Just outside the Medieval of San Gimignano is a bustling winery called, Tenuta Torciano Winery, where we had one of the most boisterous and entertaining wine tasting. The energetic patriarch of this 400-year-old wine estate is Pierluigi (Luigi) Giachi who walked us through the art of wine.


Luigi Harvesting the Grapes from his wineries in Italy

Luigi Harvesting the Grapes

First he instructed us to raise our wine glass and examine its shape and explained that a proper wine glass must be 4½ cm across the mouth of the glass, 5 cm from the mouth to the inside bowl of the glass, and 8 cm tall.

He demonstrated by pointing two fingers into the glass on an angle until they reached the bulbous frame. There is a reason. You need a glass large enough to swirl the wine and reach in with your nose to breathe in the wine for more than two seconds to allow the flavours to be released.


We began with a little antipasto paired with a white wine. We were advised to savour the moment and notice how the wine changed with each mouthful of meat or cheese.

This is a family run estate and it was his daughter and son who served us, and Mama cooked the meal. When the salad arrived, the red was poured into a second glass. None of the formality of gently pouring the wine into the glass without touching the rim. No, his daughter plunged the wine bottle into the glass bowl and the wine splashed into the glass with a satisfying glug.

Next course, Ratatouille, and more red wine. “Hurray up. You drink too slow,” shouts Luigi. We tasted 6 red wines and 1 white, each from one of his four wine estates. With each wine, we learned of its heritage, what to look for in the flavour notes, and especially how to drink it.
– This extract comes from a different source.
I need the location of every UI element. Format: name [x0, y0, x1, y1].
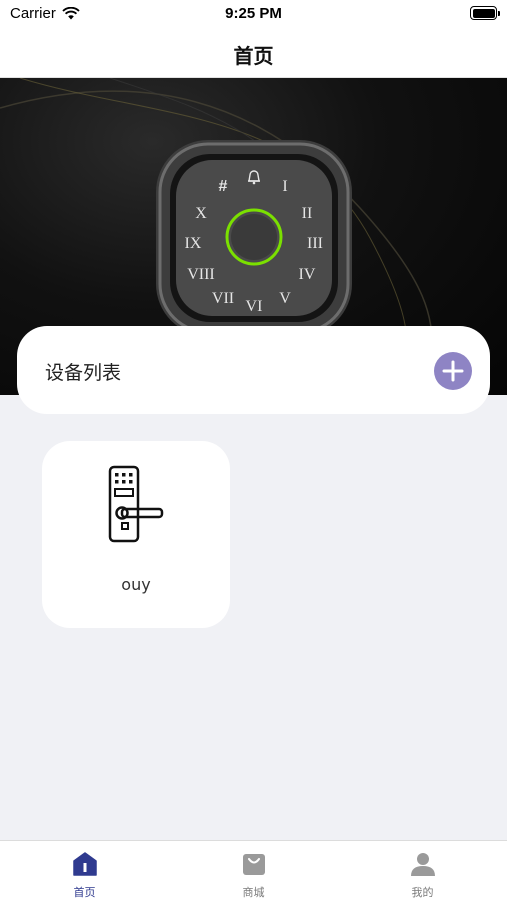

Tenuta Torciano Winery, San Gimignano, Volterra, Italy, Wine Tasting, Tuscany

Whispering to Luigi – No Red Wine on My White Clothes

Luigi called for a volunteer and I leapt to the challenge. Luigi describe the sweet dessert wine that would be our final wine to taste. I realized that I was wearing all white and feared a mishap with a glass of red wine so I whispered to him, “No red, please.”He dipped a biscotti in the dessert wine while telling the story of how a man should woo a woman, then ran the biscotti, drenched in sweet wonder, down the side of my nose and into my mouth.Now that would make it seven wines that we enjoyed in just an hour. Needless to say, Luigi made good money that day as the crowd clamoured to buy wine. Including us. We expect to see six bottles arrive any day now.